Plantation life created a society with clear class divisions. A lucky few were at the top, with land holdings as far as the eyes could see. Most Southerners did not experience this degree of wealth. The contrast between rich and poor was greater in the South than in the other English colonies, because of the labor system necessary for its survival. Most Southerners were yeoman farmers, indentured servants, or slaves. The plantation system also created changes for women and family structures as well.
The tidewater aristocrats were the fortunate few who lived in stately plantation manors with hundreds of servants and slaves at their beck and call. Most plantation owners took an active part in the operations of the business. Surely they found time for leisurely activities like hunting, but on a daily basis they worked as well. The distance from one plantation to the next proved to be isolating, with consequences even for the richest class. Unlike New England, who required public schooling by law, the difficulties of travel and the distances between prospective students impeded the growth of such schools in the South. Private tutors were hired by the wealthiest families. The boys studied in the fall and winter to allow time for work in the fields during the planting times. The girls studied in the summer to allow time for weaving during the colder months. Few cities developed in the South. Consequently, there was little room for a merchant middle class. Urban professionals such as lawyers were rare in the South. Artisans often worked right on the plantation as slaves or servants.

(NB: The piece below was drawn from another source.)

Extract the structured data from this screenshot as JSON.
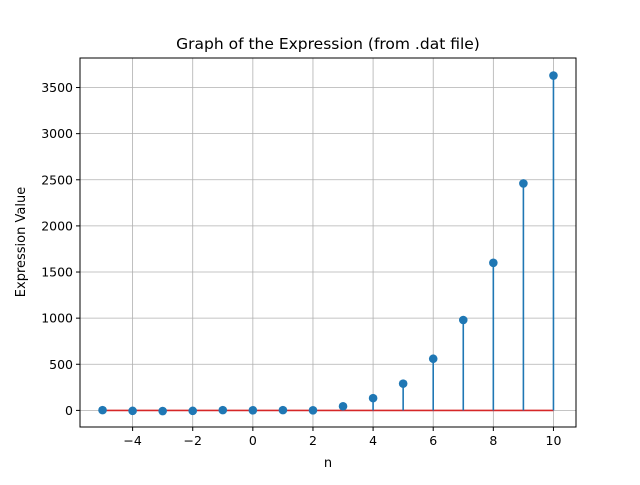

The roles of women were dramatically changed by the plantation society. First of all, since most indentured servants were male, there were far fewer women in the colonial South. In the Chesapeake during the 1600s, men entered the colony at a rate of seven to one. From one perspective, this increased women's power. They were highly sought after by the overwhelming number of eager men. The high death rate in the region resulted in a typical marriage being dissolved by death within seven years. Consequently there was a good deal of remarriage, and a complex web of half-brothers and half-sisters evolved. Women needed to administer the property in the absence of the male. Consequently many developed managerial skills. However, being a minority had its downside. Like in New England, women were completely excluded from the political process. Female slaves and indentured servants were often the victims of aggressive male masters.